I’m in Australia and 9/11 happened while we were sleeping. I woke to feed my little ones their breakfast and get them off to school. The TV was on and my husband and I sat staring at the screen in horror. We awoke in time to see live footage of the buildings collapsing with people running ahead of a cloud of dust, which quickly enveloped them. I felt scared and sick. We heard the thuds on the awning as people were being interviewed. It was hell. We didn’t take out children to school, instead we went to church. It was a surreal day.
Reblogged this on David Snape and Friends – The place to show off your hidden talents.

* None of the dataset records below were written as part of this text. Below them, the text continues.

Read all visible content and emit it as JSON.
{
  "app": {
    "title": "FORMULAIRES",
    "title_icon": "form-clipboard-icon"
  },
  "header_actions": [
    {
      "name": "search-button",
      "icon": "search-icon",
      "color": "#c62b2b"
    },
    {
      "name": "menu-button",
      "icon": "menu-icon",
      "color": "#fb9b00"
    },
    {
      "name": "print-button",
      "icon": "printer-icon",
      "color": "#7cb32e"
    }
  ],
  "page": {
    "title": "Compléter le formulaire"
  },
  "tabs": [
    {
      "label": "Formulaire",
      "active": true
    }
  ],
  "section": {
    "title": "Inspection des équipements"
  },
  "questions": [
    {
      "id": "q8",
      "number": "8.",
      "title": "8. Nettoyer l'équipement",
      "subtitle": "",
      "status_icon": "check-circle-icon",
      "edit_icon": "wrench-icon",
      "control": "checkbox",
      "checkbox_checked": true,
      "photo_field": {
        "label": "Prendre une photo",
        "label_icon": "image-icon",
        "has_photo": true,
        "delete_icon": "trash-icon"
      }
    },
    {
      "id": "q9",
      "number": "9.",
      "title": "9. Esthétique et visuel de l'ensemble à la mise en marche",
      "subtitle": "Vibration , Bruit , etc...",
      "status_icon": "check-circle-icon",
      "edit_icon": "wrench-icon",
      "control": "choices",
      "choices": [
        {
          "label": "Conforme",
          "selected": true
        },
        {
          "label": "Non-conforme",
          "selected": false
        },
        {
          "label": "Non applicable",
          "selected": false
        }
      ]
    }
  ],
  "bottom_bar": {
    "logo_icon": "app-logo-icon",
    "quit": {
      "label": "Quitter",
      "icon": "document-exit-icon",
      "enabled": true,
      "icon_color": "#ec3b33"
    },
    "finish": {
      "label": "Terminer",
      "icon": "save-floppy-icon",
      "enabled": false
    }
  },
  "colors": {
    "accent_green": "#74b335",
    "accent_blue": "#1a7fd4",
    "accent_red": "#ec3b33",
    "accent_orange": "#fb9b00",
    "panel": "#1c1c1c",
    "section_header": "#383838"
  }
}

I was on my way out the door when I heard about the 1st plane hitting the tower and I thought it was a terrible mistake, but after getting to work, I learned of the 2nd plane hitting the other tower and I felt we were just getting into war. All kinds of thoughts went through my head. I thought of my girlfriend’s brother that lived right in New York City and wondered where he was at that time. (He woke up late that morning and when he looked out the window he could see all the smoke.) My husband, sister and brother-in-law had gone sightseeing in New York City the previous month and I had taken a picture of the towers. I wondered what we would have done if we had been there on 9/11. Seeing all the smoke and people running in panic will always be imprinted on my mind and all the news following that unbeliveable morning!
I too was in the office with Mary Ann that day, and I remember saying as these horrific events were unfolding “our lives will never be the same after today”. Think of how our lives have changed, from all the additional security checks we now have to go through to board an airplane, to constant talk of terrorist threats that are now part of our daily lives. Oh for a return to the innocence of days of old! God help us through these difficult times in this fallen world!
I was sitting in the living room of my ministry partner and another friend of ours (and her young son) when the phone rang and the voice on the other end said “TURN ON THE TV NOW!”
When we asked what channel they said it didn’t matter but do it now. We did, in shock, disbelief, tears we sat glued to our TV for days . . . praying for people, for families, for firemen/women & police, for our nation, for peace and for revival.
Same here. Went to work in Galveston at UTMB like any other day. Once we heard the news we turned on the tv and watched the unbelievable scene at the Twin Towers in horror. I will never forget the singing of The Battle Hymn of the Republic in the church before we embarked on Desert Storm. My neighbor’s son was offered a beautiful office in one of the Towers. He decided to keep his old office which was in a building not far from the Towers. His decision saved his life. They were told to run from their building after the Towers were hit. Luckily he is a runner so he ran away from the devastation. He also finished the Boston Marathon 30 minutes before the bombs went off. Again he was not injured. I am still amazed by his good luck and always like to tell his story. I still cannot believe what happened at the Twin Towers could happen in our great country. All of our lives were changed forever.